In all, it’s clear that this piece won’t be forgotten by any of the dancers once the final curtain drops on the 2019 Fall Dance Concert.
At the rehearsal I attend, the group’s usual warm-up — a routine called flocking that involves improvised movements in duets and trios — quickly devolves into a full-blown dance circle, in which each dancer is welcome to take their turn. When it’s over, it strikes Baran how nobody would have felt that type of freedom with each other just two months before.
“That’s been part of the gratifying experience for me just to see this medium and this piece strengthening them, not only as individuals and dancers and artists but also as a collective,” she says. “Whether you dance again together or hang out together, there’s something nice about what has happened here.”
To score the piece, Baran used an EP by experimental electronic trio Son Lux called Yesterday’s Wake. Though she doesn’t often use lyrical songs for her pieces, the lyrics of the title track read like they came straight from one of the dance team’s writing exercises.

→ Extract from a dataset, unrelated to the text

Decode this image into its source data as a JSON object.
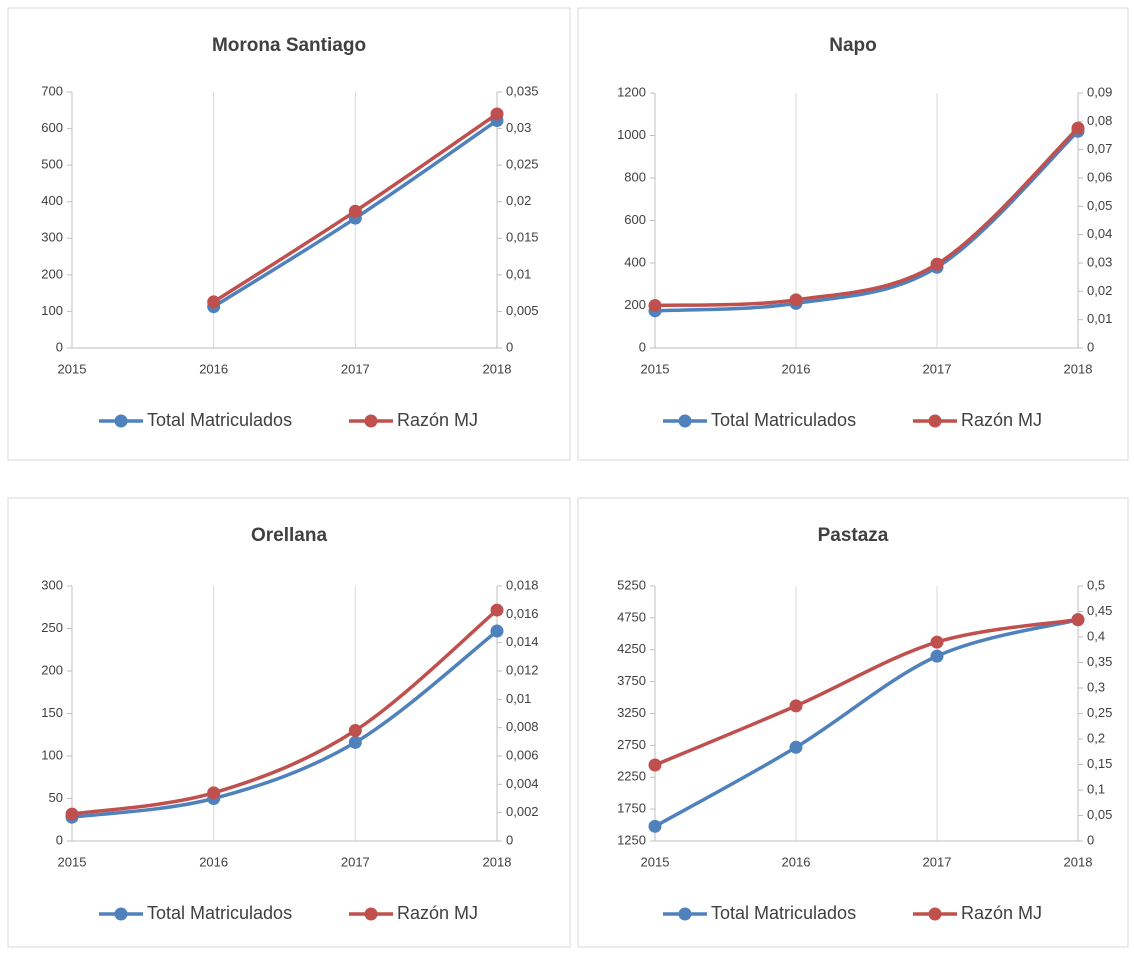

“It’s a bloody moon, it’s a dirty earth/ We found our way to the end of youth/ It’s a whispered voice now piercing through/ It’s a brighter wound, it’s a brighter wound, it’s a brighter wound,” Son Lux’s Ryan Lott sings. “I’m not ready for the day/ I’m still caught in yesterday’s wake/ It’s plain to believe but it’s hard to see/ From within the shadow comes a light.”
It’s a dark song of hope that fits “Luck of the Young” perfectly. It also goes along with the message that Baran says she wants to send through the piece.
“My takeaway from it, and what I hope people take away from the piece, is that it’s tragic that these young people have to live with this,” she says. “That’s their reality and that’s their fear of going to class — and for all of us, going to an airport, to a movie theater — this is something we have to think about all the time, that sort of robbed innocence that they used to have.”